Oh how I've missed you ASUS, what a card! - Three slots is so overkill, but with onboard gigabit, decent quality audio and RAID, the need for multiple expansion cards isn't nearly as necessary as years past, which means that taking up an extra slot on top of the normal two doesn't really seem like all that much of a deal.
The cooler is fantastic. Sure, it's massive, and while it might run a little warmer than something like the Twin Frozr II MSI we recently looked at, this thing is just dead silent. It pretty much offers the noise of a passive cooled card with the performance of a good aftermarket cooler. There's not much more you can ask for from a cooler, well, maybe that it takes up two slots, but who cares?
Outside of that, though, we've got an "overclock", and I say "overclock" in quotation marks because it's annoying me a bit lately that companies push the core up 10MHz and throw the "overclock" tag on it, but none the less we still have it. More importantly, one of the big stand out features is the connectivity line-up with four DisplayPorts.
I'm all four DisplayPort (get it, see how I said "four"?). Get rid of DVI and HDMI and bring in the future of connectivity. It frustrates me as someone who owns three 27" DisplayPort monitors in Eyefinity that I still have to use a DVI cable because the HD 6950 I have only supports two mini-DP connectors.

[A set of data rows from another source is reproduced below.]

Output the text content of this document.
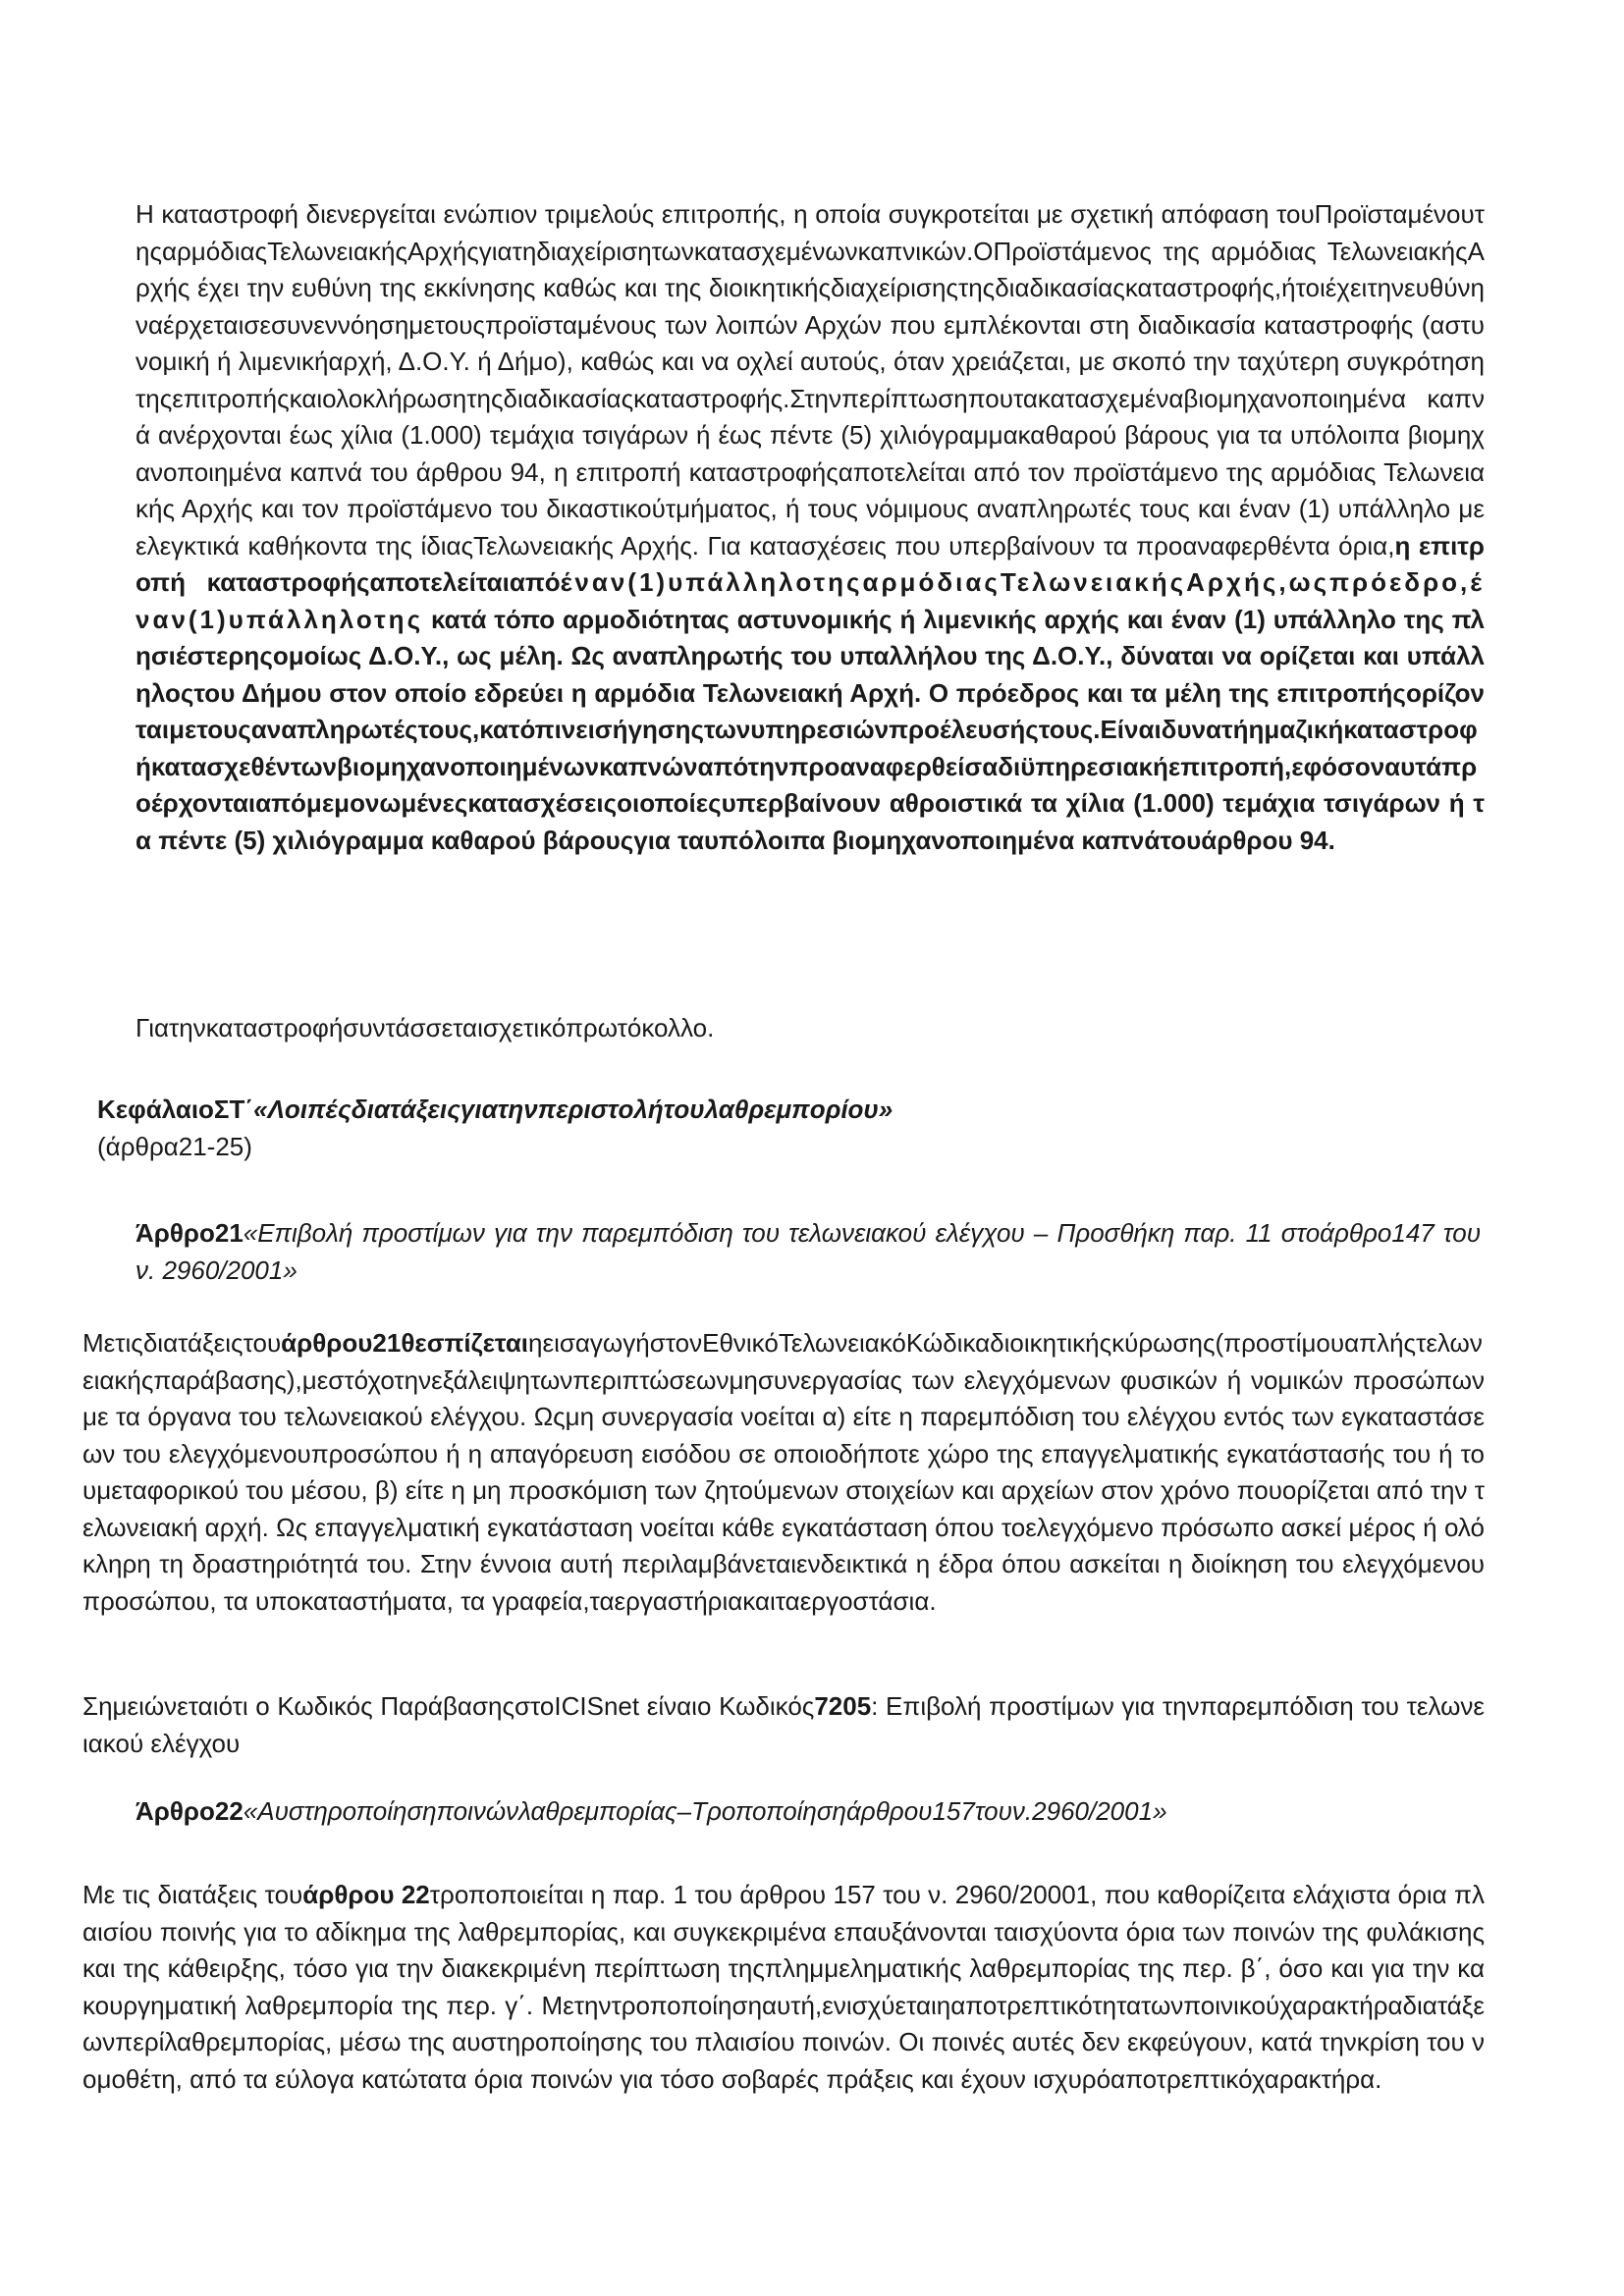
Η καταστροφή διενεργείται ενώπιον τριμελούς επιτροπής, η οποία συγκροτείται με σχετική απόφαση τουΠροϊσταμένουτηςαρμόδιαςΤελωνειακήςΑρχήςγιατηδιαχείρισητωνκατασχεμένωνκαπνικών.ΟΠροϊστάμενος της αρμόδιας ΤελωνειακήςΑρχής έχει την ευθύνη της εκκίνησης καθώς και της διοικητικήςδιαχείρισηςτηςδιαδικασίαςκαταστροφής,ήτοιέχειτηνευθύνηναέρχεταισεσυνεννόησημετουςπροϊσταμένους των λοιπών Αρχών που εμπλέκονται στη διαδικασία καταστροφής (αστυνομική ή λιμενικήαρχή, Δ.Ο.Υ. ή Δήμο), καθώς και να οχλεί αυτούς, όταν χρειάζεται, με σκοπό την ταχύτερη συγκρότηση τηςεπιτροπήςκαιολοκλήρωσητηςδιαδικασίαςκαταστροφής.Στηνπερίπτωσηπουτακατασχεμέναβιομηχανοποιημένα καπνά ανέρχονται έως χίλια (1.000) τεμάχια τσιγάρων ή έως πέντε (5) χιλιόγραμμακαθαρού βάρους για τα υπόλοιπα βιομηχανοποιημένα καπνά του άρθρου 94, η επιτροπή καταστροφήςαποτελείται από τον προϊστάμενο της αρμόδιας Τελωνειακής Αρχής και τον προϊστάμενο του δικαστικούτμήματος, ή τους νόμιμους αναπληρωτές τους και έναν (1) υπάλληλο με ελεγκτικά καθήκοντα της ίδιαςΤελωνειακής Αρχής. Για κατασχέσεις που υπερβαίνουν τα προαναφερθέντα όρια,η επιτροπή καταστροφήςαποτελείταιαπόέναν(1)υπάλληλοτηςαρμόδιαςΤελωνειακήςΑρχής,ωςπρόεδρο,έναν(1)υπάλληλοτης κατά τόπο αρμοδιότητας αστυνομικής ή λιμενικής αρχής και έναν (1) υπάλληλο της πλησιέστερηςομοίως Δ.Ο.Υ., ως μέλη. Ως αναπληρωτής του υπαλλήλου της Δ.Ο.Υ., δύναται να ορίζεται και υπάλληλοςτου Δήμου στον οποίο εδρεύει η αρμόδια Τελωνειακή Αρχή. Ο πρόεδρος και τα μέλη της επιτροπήςορίζονταιμετουςαναπληρωτέςτους,κατόπινεισήγησηςτωνυπηρεσιώνπροέλευσήςτους.Είναιδυνατήημαζικήκαταστροφήκατασχεθέντωνβιομηχανοποιημένωνκαπνώναπότηνπροαναφερθείσαδιϋπηρεσιακήεπιτροπή,εφόσοναυτάπροέρχονταιαπόμεμονωμένεςκατασχέσειςοιοποίεςυπερβαίνουν αθροιστικά τα χίλια (1.000) τεμάχια τσιγάρων ή τα πέντε (5) χιλιόγραμμα καθαρού βάρουςγια ταυπόλοιπα βιομηχανοποιημένα καπνάτουάρθρου 94.
Γιατηνκαταστροφήσυντάσσεταισχετικόπρωτόκολλο.
ΚεφάλαιοΣΤ΄«Λοιπέςδιατάξειςγιατηνπεριστολήτουλαθρεμπορίου»
(άρθρα21-25)
Άρθρο21«Επιβολή προστίμων για την παρεμπόδιση του τελωνειακού ελέγχου – Προσθήκη παρ. 11 στοάρθρο147 του ν. 2960/2001»
Μετιςδιατάξειςτουάρθρου21θεσπίζεταιηεισαγωγήστονΕθνικόΤελωνειακόΚώδικαδιοικητικήςκύρωσης(προστίμουαπλήςτελωνειακήςπαράβασης),μεστόχοτηνεξάλειψητωνπεριπτώσεωνμησυνεργασίας των ελεγχόμενων φυσικών ή νομικών προσώπων με τα όργανα του τελωνειακού ελέγχου. Ωςμη συνεργασία νοείται α) είτε η παρεμπόδιση του ελέγχου εντός των εγκαταστάσεων του ελεγχόμενουπροσώπου ή η απαγόρευση εισόδου σε οποιοδήποτε χώρο της επαγγελματικής εγκατάστασής του ή τουμεταφορικού του μέσου, β) είτε η μη προσκόμιση των ζητούμενων στοιχείων και αρχείων στον χρόνο πουορίζεται από την τελωνειακή αρχή. Ως επαγγελματική εγκατάσταση νοείται κάθε εγκατάσταση όπου τοελεγχόμενο πρόσωπο ασκεί μέρος ή ολόκληρη τη δραστηριότητά του. Στην έννοια αυτή περιλαμβάνεταιενδεικτικά η έδρα όπου ασκείται η διοίκηση του ελεγχόμενου προσώπου, τα υποκαταστήματα, τα γραφεία,ταεργαστήριακαιταεργοστάσια.
Σημειώνεταιότι ο Κωδικός ΠαράβασηςστοICISnet είναιο Κωδικός7205: Επιβολή προστίμων για τηνπαρεμπόδιση του τελωνειακού ελέγχου
Άρθρο22«Αυστηροποίησηποινώνλαθρεμπορίας–Τροποποίησηάρθρου157τουν.2960/2001»
Με τις διατάξεις τουάρθρου 22τροποποιείται η παρ. 1 του άρθρου 157 του ν. 2960/20001, που καθορίζειτα ελάχιστα όρια πλαισίου ποινής για το αδίκημα της λαθρεμπορίας, και συγκεκριμένα επαυξάνονται ταισχύοντα όρια των ποινών της φυλάκισης και της κάθειρξης, τόσο για την διακεκριμένη περίπτωση τηςπλημμεληματικής λαθρεμπορίας της περ. β΄, όσο και για την κακουργηματική λαθρεμπορία της περ. γ΄. Μετηντροποποίησηαυτή,ενισχύεταιηαποτρεπτικότητατωνποινικούχαρακτήραδιατάξεωνπερίλαθρεμπορίας, μέσω της αυστηροποίησης του πλαισίου ποινών. Οι ποινές αυτές δεν εκφεύγουν, κατά τηνκρίση του νομοθέτη, από τα εύλογα κατώτατα όρια ποινών για τόσο σοβαρές πράξεις και έχουν ισχυρόαποτρεπτικόχαρακτήρα.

The triple slot nature of the card has to be noted, it's going to be an important factor for some people. If it's not to you, though, and you want something that is pretty much silent, this is just a killer card. The performance of the cooler is even more exciting when you consider the fact we had the card clocked to its maximum speed in overdrive, and we were still able to achieve near silent numbers.
Just a really strong HD 6950 at a little over $300 USD, and to be honest you can see why ASUS is throwing the DirectCU II cooler on all these higher end models. It's nice to get something so meaty in the cooling department without the need to own a $600 USD model.